Uzak Doğuya gittiğimizde ise dünyanın gündemine oturan bir salgın başladı. Koronavirüs nedeniyle Çin’de bazı bölgeler karantina altına alındı. Dünyanın en kalabalık nüfusuna sahip ülkesi Çin’de 700’e yakın insan koronavirüs nedeniyle hayatını kaybetti. Eğer bir çözüm bulunamazsa belki de 2020’de en önemli konumuz koronavirüs olacak.
Ülkemize dönecek olursak Elazığ ve Malatya’da yaşanan 6.8 büyüklüğündeki deprem yüreklerimizi dağladı. 41 kişinin ölümüne sebep olan depremde 2 bine yakın kişi yaralandı. 24 Ocak’ta yaşanan deprem felaketi bize yeniden ‘deprem değil bina öldürür’ sözünü hatırlattı.
Deprem felaketinin ardından yaralarımızı sarmaya başlamıştık ki Suriye’de bulunan Türk askerlerinin gözlem noktasına saldırı yapıldı. Saldırıda 8 askerimiz şehit düştü. Ülkenin dört bir yanında acı ve gözyaşı vardı.
Aradan birkaç gün geçti. Van’dan üst üste acı haberler gelmeye başladı. Van’da meydana gelen çığ felaketinde 41 kişi hayatını kaybettiği. Acı olayda Aydın Çineli Jandarma Uzman Çavuş Muammer Keskin de bölgeye yardımda giden askerler arasındaydı. Kahraman askerimizin şehadet haberini alan Aydınlılar acı üstüne acı yaşadı. Aynı gün İstanbul’da uçağın pistten çıkması nedeniyle 3 kişinin hayatını kaybetmesi, Şubat ayının da felaketlerle geçeceğinin mesajını veriyor gibiydi.
Felaketler, kazalar, ölümcül virüsler ve bunlara ek olarak kapımızda beliren olası savaş işaretleri, 2020’nin tüm dünya için zor geçeceğine işaret ediyor.
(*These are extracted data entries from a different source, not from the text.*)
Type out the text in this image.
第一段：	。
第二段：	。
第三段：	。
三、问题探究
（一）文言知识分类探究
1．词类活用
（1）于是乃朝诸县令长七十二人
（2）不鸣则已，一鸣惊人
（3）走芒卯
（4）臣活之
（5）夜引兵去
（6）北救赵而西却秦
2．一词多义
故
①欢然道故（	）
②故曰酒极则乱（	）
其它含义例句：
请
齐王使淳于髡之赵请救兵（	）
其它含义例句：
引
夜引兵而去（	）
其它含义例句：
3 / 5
Üstelik Manisa’da meydana gelen küçük ve orta büyüklükteki depremler, Ege’de yaşanacak büyük bir depremin işareti olabilir mi? Bu soruyu da insan aklından çıkaramıyor.
Umarım 2020 bundan sonra güzel geçer. Hepinize sağlıklı günler dilerim sevgili Denge okurları.